The patronising clichés fall apart because this isn’t about ideals so much as hard science. Every scientist in the world tells us things aren’t going to get better, and [climate change secretary] Ed Miliband and his ilk should know that. We’re not just going to go to rock concerts wearing green wristbands for the next 100 months. As a friend of mine put it, ‘There’s now an entire generation plotting how to take over the system. And you only see the direct action because it’s explicitly designed to be visible’.

An interesting byproduct of this new movement is the re-radicalisation of the ‘old hands’. With hard-won experience we’re seeing many former activists coming back out of ‘retirement’ and helping to arm us with their expertise and support. This isn’t generation versus generation – it’s an intergenerational united front. In the US, the youth movement in general is an increasingly powerful force that political elites are proactively courting.
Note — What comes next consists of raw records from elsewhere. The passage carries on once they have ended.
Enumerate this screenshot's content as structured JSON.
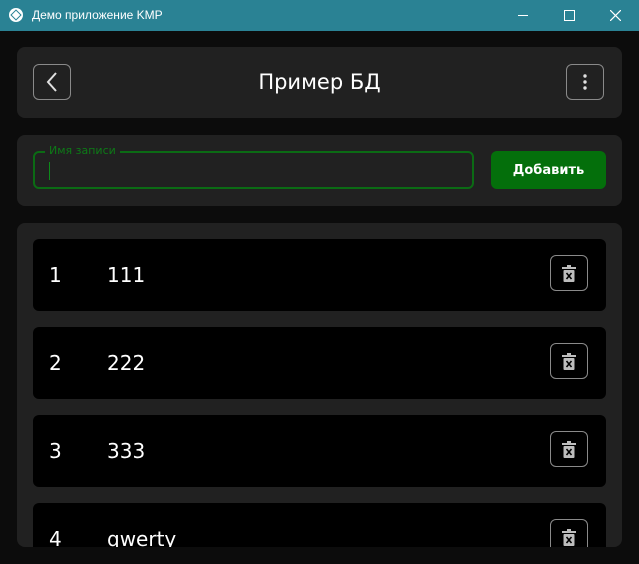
{
  "window": {
    "title": "Демо приложение KMP"
  },
  "header": {
    "title": "Пример БД"
  },
  "form": {
    "label": "Имя записи",
    "value": "",
    "add_label": "Добавить"
  },
  "records": [
    {
      "id": "1",
      "name": "111"
    },
    {
      "id": "2",
      "name": "222"
    },
    {
      "id": "3",
      "name": "333"
    },
    {
      "id": "4",
      "name": "qwerty"
    }
  ],
  "colors": {
    "titlebar": "#2a8294",
    "accent_green": "#046f0b",
    "panel": "#212121",
    "row": "#000000"
  },
  "icons": [
    "app-icon",
    "minimize-icon",
    "maximize-icon",
    "close-icon",
    "back-arrow-icon",
    "more-vert-icon",
    "delete-icon"
  ]
}
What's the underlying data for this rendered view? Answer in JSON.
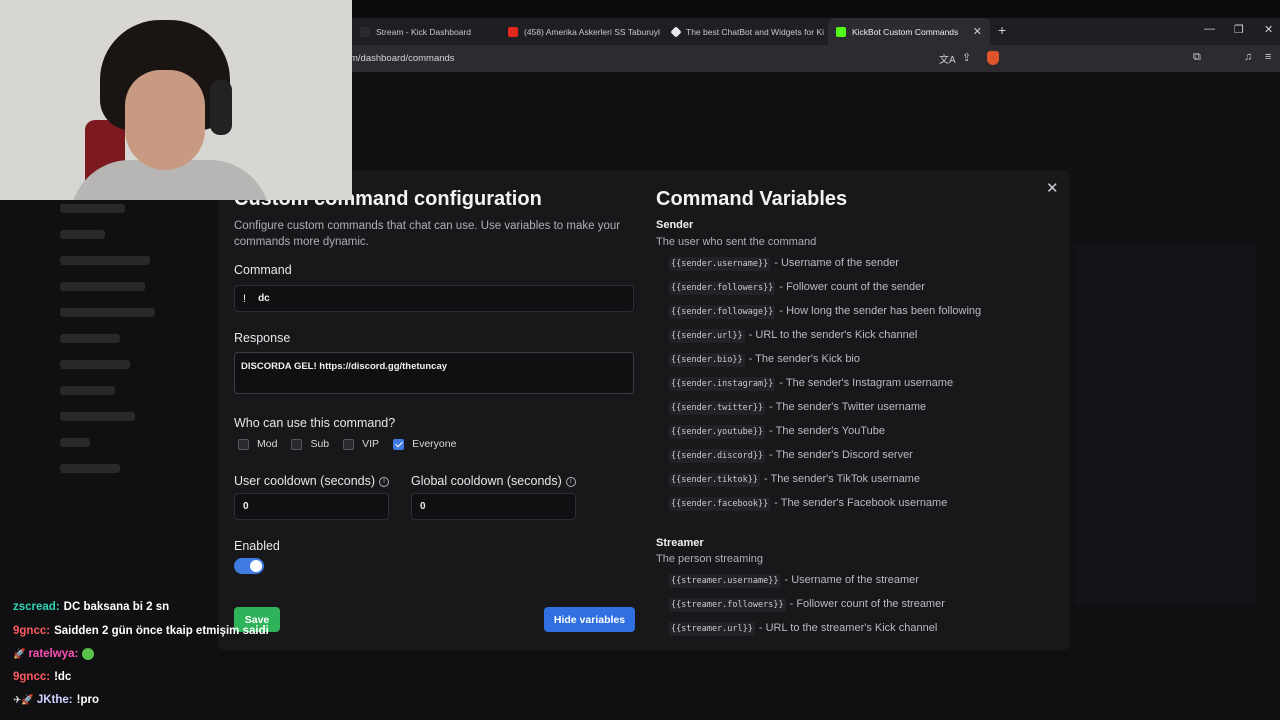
{
  "browser": {
    "tabs": [
      {
        "label": "Stream - Kick Dashboard",
        "fav_color": "#2a2a2f"
      },
      {
        "label": "(458) Amerika Askerleri SS Taburuyla",
        "fav_color": "#e5281e"
      },
      {
        "label": "The best ChatBot and Widgets for Ki",
        "fav_color": "#e8e8ec"
      },
      {
        "label": "KickBot Custom Commands",
        "fav_color": "#53fc18"
      }
    ],
    "new_tab": "+",
    "tab_close": "✕",
    "url": "m/dashboard/commands",
    "window_controls": {
      "minimize": "—",
      "restore": "❐",
      "close": "✕"
    },
    "toolbar_icons": {
      "translate": "文A",
      "share": "⇪",
      "extensions": "⧉",
      "media": "♫",
      "menu": "≡"
    }
  },
  "modal": {
    "close_label": "✕",
    "title": "Custom command configuration",
    "subtitle": "Configure custom commands that chat can use. Use variables to make your commands more dynamic.",
    "command_label": "Command",
    "command_prefix": "!",
    "command_value": "dc",
    "response_label": "Response",
    "response_value": "DISCORDA GEL! https://discord.gg/thetuncay",
    "permissions_label": "Who can use this command?",
    "permissions": [
      {
        "label": "Mod",
        "checked": false
      },
      {
        "label": "Sub",
        "checked": false
      },
      {
        "label": "VIP",
        "checked": false
      },
      {
        "label": "Everyone",
        "checked": true
      }
    ],
    "user_cooldown_label": "User cooldown (seconds)",
    "user_cooldown_value": "0",
    "global_cooldown_label": "Global cooldown (seconds)",
    "global_cooldown_value": "0",
    "info_glyph": "i",
    "enabled_label": "Enabled",
    "enabled": true,
    "save_label": "Save",
    "hide_variables_label": "Hide variables"
  },
  "variables": {
    "title": "Command Variables",
    "sender": {
      "heading": "Sender",
      "description": "The user who sent the command",
      "items": [
        {
          "code": "{{sender.username}}",
          "desc": "- Username of the sender"
        },
        {
          "code": "{{sender.followers}}",
          "desc": "- Follower count of the sender"
        },
        {
          "code": "{{sender.followage}}",
          "desc": "- How long the sender has been following"
        },
        {
          "code": "{{sender.url}}",
          "desc": "- URL to the sender's Kick channel"
        },
        {
          "code": "{{sender.bio}}",
          "desc": "- The sender's Kick bio"
        },
        {
          "code": "{{sender.instagram}}",
          "desc": "- The sender's Instagram username"
        },
        {
          "code": "{{sender.twitter}}",
          "desc": "- The sender's Twitter username"
        },
        {
          "code": "{{sender.youtube}}",
          "desc": "- The sender's YouTube"
        },
        {
          "code": "{{sender.discord}}",
          "desc": "- The sender's Discord server"
        },
        {
          "code": "{{sender.tiktok}}",
          "desc": "- The sender's TikTok username"
        },
        {
          "code": "{{sender.facebook}}",
          "desc": "- The sender's Facebook username"
        }
      ]
    },
    "streamer": {
      "heading": "Streamer",
      "description": "The person streaming",
      "items": [
        {
          "code": "{{streamer.username}}",
          "desc": "- Username of the streamer"
        },
        {
          "code": "{{streamer.followers}}",
          "desc": "- Follower count of the streamer"
        },
        {
          "code": "{{streamer.url}}",
          "desc": "- URL to the streamer's Kick channel"
        }
      ]
    }
  },
  "chat": [
    {
      "user": "zscread:",
      "user_color": "#2ed3b7",
      "message": "DC baksana bi 2 sn",
      "badge": ""
    },
    {
      "user": "9gncc:",
      "user_color": "#ff5a5f",
      "message": "Saidden 2 gün önce tkaip etmişim saidi",
      "badge": ""
    },
    {
      "user": "ratelwya:",
      "user_color": "#ff4fb8",
      "message": "",
      "badge": "🚀",
      "emote": true
    },
    {
      "user": "9gncc:",
      "user_color": "#ff5a5f",
      "message": "!dc",
      "badge": ""
    },
    {
      "user": "JKthe:",
      "user_color": "#cfd3ff",
      "message": "!pro",
      "badge": "✈🚀"
    }
  ],
  "colors": {
    "accent_blue": "#2f6fe0",
    "save_green": "#2fb35a",
    "modal_bg": "#18181b"
  }
}
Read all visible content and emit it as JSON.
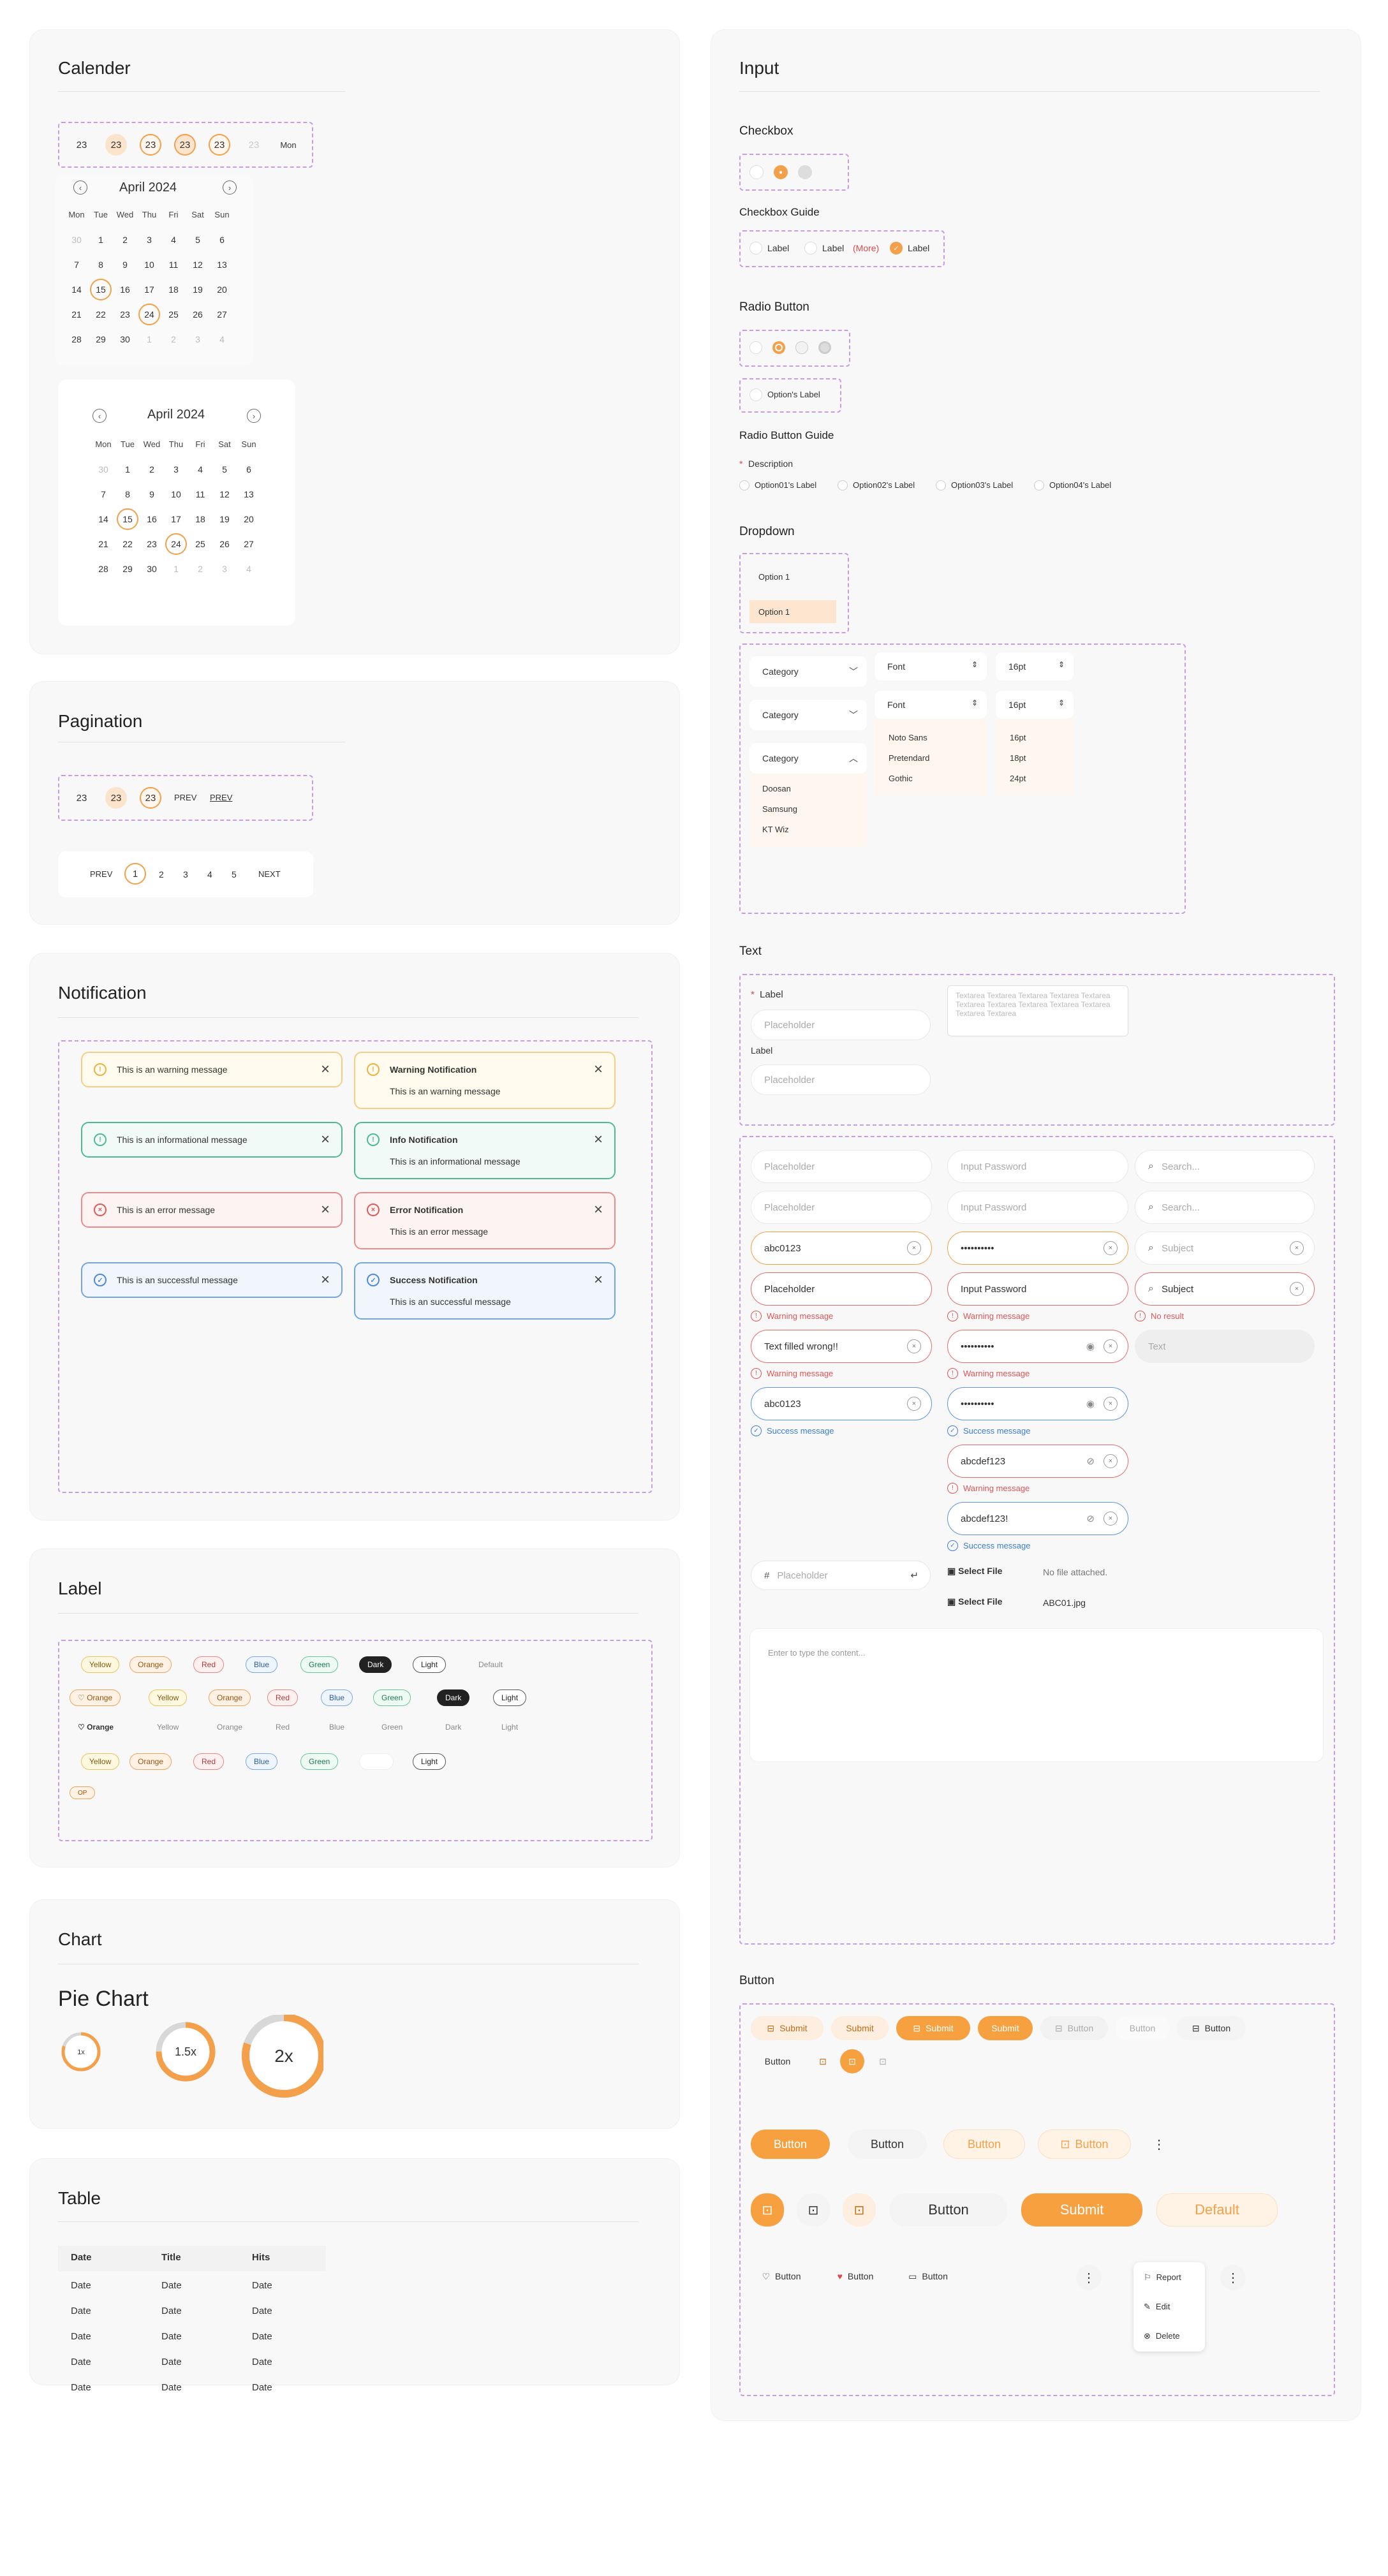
{
  "calendar": {
    "title": "Calender",
    "strip": [
      "23",
      "23",
      "23",
      "23",
      "23",
      "23",
      "Mon"
    ],
    "month": "April 2024",
    "weekdays": [
      "Mon",
      "Tue",
      "Wed",
      "Thu",
      "Fri",
      "Sat",
      "Sun"
    ],
    "days1": [
      "30",
      "1",
      "2",
      "3",
      "4",
      "5",
      "6",
      "7",
      "8",
      "9",
      "10",
      "11",
      "12",
      "13",
      "14",
      "15",
      "16",
      "17",
      "18",
      "19",
      "20",
      "21",
      "22",
      "23",
      "24",
      "25",
      "26",
      "27",
      "28",
      "29",
      "30",
      "1",
      "2",
      "3",
      "4"
    ],
    "prev": "‹",
    "next": "›"
  },
  "pagination": {
    "title": "Pagination",
    "strip": [
      "23",
      "23",
      "23",
      "PREV",
      "PREV"
    ],
    "pages": [
      "PREV",
      "1",
      "2",
      "3",
      "4",
      "5",
      "NEXT"
    ]
  },
  "notification": {
    "title": "Notification",
    "short": [
      "This is an warning message",
      "This is an informational message",
      "This is an error message",
      "This is an successful message"
    ],
    "long": [
      {
        "t": "Warning Notification",
        "m": "This is an warning message"
      },
      {
        "t": "Info Notification",
        "m": "This is an informational message"
      },
      {
        "t": "Error Notification",
        "m": "This is an error message"
      },
      {
        "t": "Success Notification",
        "m": "This is an successful message"
      }
    ]
  },
  "label": {
    "title": "Label",
    "row1": [
      "Yellow",
      "Orange",
      "Red",
      "Blue",
      "Green",
      "Dark",
      "Light",
      "Default"
    ],
    "row2": [
      "♡ Orange",
      "Yellow",
      "Orange",
      "Red",
      "Blue",
      "Green",
      "Dark",
      "Light"
    ],
    "row3": [
      "♡ Orange",
      "Yellow",
      "Orange",
      "Red",
      "Blue",
      "Green",
      "Dark",
      "Light"
    ],
    "row4": [
      "Yellow",
      "Orange",
      "Red",
      "Blue",
      "Green",
      "",
      "Light"
    ],
    "row5": [
      "OP"
    ]
  },
  "chart": {
    "title": "Chart",
    "subtitle": "Pie Chart"
  },
  "chart_data": {
    "type": "pie",
    "title": "Pie Chart",
    "labels": [
      "1x",
      "1.5x",
      "2x"
    ],
    "values": [
      0.8,
      0.75,
      0.8
    ]
  },
  "table": {
    "title": "Table",
    "headers": [
      "Date",
      "Title",
      "Hits"
    ],
    "cell": "Date",
    "rows": 4
  },
  "input": {
    "title": "Input",
    "checkbox": "Checkbox",
    "checkbox_guide": "Checkbox Guide",
    "cb_labels": [
      "Label",
      "Label",
      "(More)",
      "Label"
    ],
    "radio": "Radio Button",
    "radio_single": "Option's Label",
    "radio_guide": "Radio Button Guide",
    "radio_desc": "Description",
    "radio_opts": [
      "Option01's Label",
      "Option02's Label",
      "Option03's Label",
      "Option04's Label"
    ],
    "dropdown": "Dropdown",
    "dd_opt": "Option 1",
    "category": "Category",
    "font": "Font",
    "size": "16pt",
    "cat_list": [
      "Doosan",
      "Samsung",
      "KT Wiz"
    ],
    "font_list": [
      "Noto Sans",
      "Pretendard",
      "Gothic"
    ],
    "size_list": [
      "16pt",
      "18pt",
      "24pt"
    ],
    "text": "Text",
    "lbl": "Label",
    "placeholder": "Placeholder",
    "textarea": "Textarea Textarea Textarea Textarea Textarea Textarea Textarea Textarea Textarea Textarea Textarea Textarea",
    "pwd": "Input Password",
    "search": "Search...",
    "subject": "Subject",
    "abc": "abc0123",
    "dots": "••••••••••",
    "wrong": "Text filled wrong!!",
    "tval": "Text",
    "warn": "Warning message",
    "succ": "Success message",
    "nores": "No result",
    "abcdef": "abcdef123",
    "abcdef2": "abcdef123!",
    "hash": "#",
    "select_file": "Select File",
    "nofile": "No file attached.",
    "file": "ABC01.jpg",
    "content": "Enter to type the content..."
  },
  "button": {
    "title": "Button",
    "submit": "Submit",
    "button": "Button",
    "default": "Default",
    "report": "Report",
    "edit": "Edit",
    "delete": "Delete"
  }
}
The mainstream consensus view is that Barack Obama would not be president of the United States if he hadn’t made the ‘youth vote’ – notoriously ‘unreliable’ in the eyes of political apparatchiks – central to his electoral strategy. In the US, Democratic strategists have written books on the subject, and it was noticeable that with every speech he aimed at my generation the environment was a central theme. His team, many of them themselves young and energetic – his chief speechwriter is 27 – recognised that only by rejecting the old labels, institutions and assumptions would they be able to reach into the campuses. By differentiating himself from Clinton with this age constituency, he reaped the rewards on 4 November. Turnout from 18 to 30s doubled on 2004 figures, with votes going to Obama by a massive margin off the back of an enormous grassroots mobilisation by young people who spent evenings and weekends knocking on doors and sleeping on sofas in a decentralised campaign that they ran themselves.

It is completely inconceivable that this would happen for the Labour Party in Britain at the next general election, but for any British politician who wants a young, fresh and motivated team ahead of future elections, the lesson from Obama is that what they say and do now counts. This is interesting as younger Labour politicians begin to fight over who’ll replace Brown.

Professor James Hansen said that with Kingsnorth, Prime Minister Gordon Brown has the future of the world in his hands, and now he’s passed that responsibility to Miliband, someone closer in age to our generation than his. Whose generation will Ed Miliband side with? He might like to bear that in mind as he ponders the Kingsnorth decision. Starvation, floods, mass migration and warfare over dwindling resources. In our lifetimes. We’re not going to be forgiving.